The findings support investments in inspection capacity, nursery sanitation standards and early detection systems that help avoid escalating, multidecade public costs.
The stakes are environmental and economic. Forest disease can reduce timber productivity, raise management costs for agencies and landowners, and disrupt nursery and landscaping supply chains. As mortality spreads, losses ripple into rural jobs, local tax bases and long-term forest value.
The pathogen behind sudden oak death, Phytophthora ramorum, can arrive more than once, re-igniting risk in places already dealing with the disease. And even though it spreads clonally, it can still change in ways that influence how quickly it establishes and persists.
In Curry County, two distinct clonal lineages of P. ramorum have invaded the same forest ecosystem in separate time periods: an older North American lineage detected in 2001 (NA1) and a European lineage detected in 2015 (EU1).
For forest managers and biosecurity officials, the most practical questions are also urgent: Was each outbreak sparked by a single introduction or multiple? How quickly does a clonal lineage generate new variation? And does that variation track geography, signaling local spread, or stay uniform, suggesting containment?
The answers shape policy and budgets because the more an invasive pathogen spreads and diversifies, the harder — and costlier — it is to control for landowners, agencies and plant supply chains that depend on healthy forests.
Genome sequencing tracks invasions dynamics
Researchers in the Oregon State University College of Agricultural Sciences and College of Forestry, in partnership with the USDA Agricultural Research Service, conducted a study, published in the journal Phytopathology, that used whole-genome sequencing to track the early invasion dynamics of both lineages in Oregon forests.
They analyzed genomes from 134 NA1 isolates collected from 2001 to 2005 and 160 EU1 isolates collected from 2015 to 2019 — the first five years after each lineage was detected.
Using tens of thousands of genetic markers in gene-rich regions, the research team compared diversity within each lineage and looked for patterns by year and location.

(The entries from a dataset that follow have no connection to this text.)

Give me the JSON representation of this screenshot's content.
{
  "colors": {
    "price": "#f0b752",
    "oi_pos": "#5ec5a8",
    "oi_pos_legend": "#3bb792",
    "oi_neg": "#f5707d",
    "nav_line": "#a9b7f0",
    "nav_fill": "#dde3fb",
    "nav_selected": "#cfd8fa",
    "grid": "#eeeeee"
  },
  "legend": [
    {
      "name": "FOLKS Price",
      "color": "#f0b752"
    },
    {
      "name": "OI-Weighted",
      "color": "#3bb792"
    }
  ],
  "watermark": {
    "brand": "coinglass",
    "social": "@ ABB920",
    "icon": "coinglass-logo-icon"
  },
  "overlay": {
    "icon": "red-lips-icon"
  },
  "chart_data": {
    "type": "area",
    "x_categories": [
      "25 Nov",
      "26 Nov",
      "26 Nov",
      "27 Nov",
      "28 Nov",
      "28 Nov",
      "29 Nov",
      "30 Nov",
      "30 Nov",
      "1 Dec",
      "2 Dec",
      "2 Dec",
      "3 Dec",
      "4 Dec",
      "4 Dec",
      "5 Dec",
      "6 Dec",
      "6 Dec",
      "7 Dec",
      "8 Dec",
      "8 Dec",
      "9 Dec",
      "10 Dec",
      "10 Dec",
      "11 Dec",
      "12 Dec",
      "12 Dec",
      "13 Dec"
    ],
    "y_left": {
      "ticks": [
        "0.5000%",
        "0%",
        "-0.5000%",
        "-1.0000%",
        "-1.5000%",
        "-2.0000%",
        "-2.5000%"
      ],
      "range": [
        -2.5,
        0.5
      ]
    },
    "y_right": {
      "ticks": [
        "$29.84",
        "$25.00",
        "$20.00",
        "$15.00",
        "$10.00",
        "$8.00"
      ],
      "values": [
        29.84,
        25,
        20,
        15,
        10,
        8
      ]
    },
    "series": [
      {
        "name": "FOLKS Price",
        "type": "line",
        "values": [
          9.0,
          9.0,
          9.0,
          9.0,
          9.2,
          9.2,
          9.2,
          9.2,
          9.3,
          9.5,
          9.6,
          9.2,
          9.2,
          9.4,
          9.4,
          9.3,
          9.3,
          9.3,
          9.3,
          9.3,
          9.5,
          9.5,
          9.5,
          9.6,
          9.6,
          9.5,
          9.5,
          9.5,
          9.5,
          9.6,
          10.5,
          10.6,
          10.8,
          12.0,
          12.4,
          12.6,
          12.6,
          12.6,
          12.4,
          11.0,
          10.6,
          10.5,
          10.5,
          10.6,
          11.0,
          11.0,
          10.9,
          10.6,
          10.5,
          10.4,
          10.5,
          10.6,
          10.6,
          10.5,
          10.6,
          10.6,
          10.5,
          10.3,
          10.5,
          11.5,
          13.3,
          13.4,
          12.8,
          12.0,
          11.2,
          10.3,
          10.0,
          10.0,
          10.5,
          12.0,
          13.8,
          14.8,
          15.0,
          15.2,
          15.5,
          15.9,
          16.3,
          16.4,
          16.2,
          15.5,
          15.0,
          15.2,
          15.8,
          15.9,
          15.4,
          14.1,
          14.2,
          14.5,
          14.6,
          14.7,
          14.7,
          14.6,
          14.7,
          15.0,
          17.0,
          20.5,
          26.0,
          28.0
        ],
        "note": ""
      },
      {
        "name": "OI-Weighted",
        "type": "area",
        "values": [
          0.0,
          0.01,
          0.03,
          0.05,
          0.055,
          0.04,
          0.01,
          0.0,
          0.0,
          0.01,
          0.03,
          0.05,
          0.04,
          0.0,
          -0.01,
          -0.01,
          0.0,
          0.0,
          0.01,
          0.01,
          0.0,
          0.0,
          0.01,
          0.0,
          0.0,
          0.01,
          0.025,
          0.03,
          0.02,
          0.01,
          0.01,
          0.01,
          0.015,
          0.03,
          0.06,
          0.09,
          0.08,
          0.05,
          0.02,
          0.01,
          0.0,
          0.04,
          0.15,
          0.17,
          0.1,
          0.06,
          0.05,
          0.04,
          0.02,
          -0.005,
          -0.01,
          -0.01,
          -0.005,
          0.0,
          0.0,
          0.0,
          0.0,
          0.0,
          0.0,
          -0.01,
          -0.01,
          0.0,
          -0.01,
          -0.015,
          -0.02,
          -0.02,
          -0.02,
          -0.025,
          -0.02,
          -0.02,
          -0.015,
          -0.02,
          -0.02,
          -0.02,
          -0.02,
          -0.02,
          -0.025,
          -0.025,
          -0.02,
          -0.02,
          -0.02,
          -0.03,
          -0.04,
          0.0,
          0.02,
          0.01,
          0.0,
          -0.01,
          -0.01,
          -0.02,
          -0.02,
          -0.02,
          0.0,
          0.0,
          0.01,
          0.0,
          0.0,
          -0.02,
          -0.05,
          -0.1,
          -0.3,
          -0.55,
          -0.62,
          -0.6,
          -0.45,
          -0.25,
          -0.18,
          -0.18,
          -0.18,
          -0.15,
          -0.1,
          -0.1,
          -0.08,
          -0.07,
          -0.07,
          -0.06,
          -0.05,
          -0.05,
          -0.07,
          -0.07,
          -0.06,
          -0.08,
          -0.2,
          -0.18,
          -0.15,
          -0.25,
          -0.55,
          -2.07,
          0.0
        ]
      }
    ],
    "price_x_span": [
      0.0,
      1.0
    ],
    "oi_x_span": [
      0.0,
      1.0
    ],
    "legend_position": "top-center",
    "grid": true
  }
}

They also assessed loss of heterozygosity, or LOH, which can rapidly change genomes through mitotic recombination even in a strictly clonal organism.
Findings showed patterns of spread and change
This genome-scale approach builds on earlier monitoring and provides evidence that helps distinguish single from repeated introductions and whether management is constraining spread. The analysis supported a clear message: the two invasions did not behave the same way.

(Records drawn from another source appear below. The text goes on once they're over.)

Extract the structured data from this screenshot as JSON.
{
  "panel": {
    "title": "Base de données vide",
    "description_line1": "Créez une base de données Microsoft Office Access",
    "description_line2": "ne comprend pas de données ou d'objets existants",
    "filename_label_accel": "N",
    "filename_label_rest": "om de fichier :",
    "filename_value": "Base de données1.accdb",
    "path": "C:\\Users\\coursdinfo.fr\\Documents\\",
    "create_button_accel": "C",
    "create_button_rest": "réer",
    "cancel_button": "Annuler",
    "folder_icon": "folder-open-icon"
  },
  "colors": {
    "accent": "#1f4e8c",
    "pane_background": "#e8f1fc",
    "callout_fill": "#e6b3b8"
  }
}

For the newer strain, EU1, samples were very similar to one another, and the differences didn’t vary much from place to place. That pattern points to a single introduction followed by limited spread — consistent with Oregon’s use of quarantines, surveys and targeted removal of infected plants.
For the older strain, NA1, samples showed more differences overall. Those differences tended to grow with distance across the landscape, suggesting the pathogen has been spreading locally over time. As it spreads, it also changes in small ways, which can make long-term control more difficult and costly for land managers and landowners.
The study also found a key difference in how the two strains change. In NA1, the pathogen often “rewrites” parts of its genetic instruction book in bigger chunks, while that was uncommon in EU1. This may help explain why NA1 has been able to change more quickly even though it mostly reproduces by making copies of itself.
Public value
The study also reinforces a key biosecurity reality: Human-mediated movement of live plants and other materials is a major driver of introductions. Prevention and rapid response reduce the chance a pathogen will establish, spread and diversify.
The findings support investments in inspection capacity, nursery sanitation standards and early detection systems that help avoid escalating, multidecade public costs.
The work also shows how state and local support for Oregon State University helps leverage competitive federal funding to protect forests, working landscapes and the communities and ecosystems that depend on them.
This research was supported by the USDA Agricultural Research Service (multiple CRIS and AFRI projects) and the USDA Agricultural Research Service Floriculture Nursery Initiative research programs.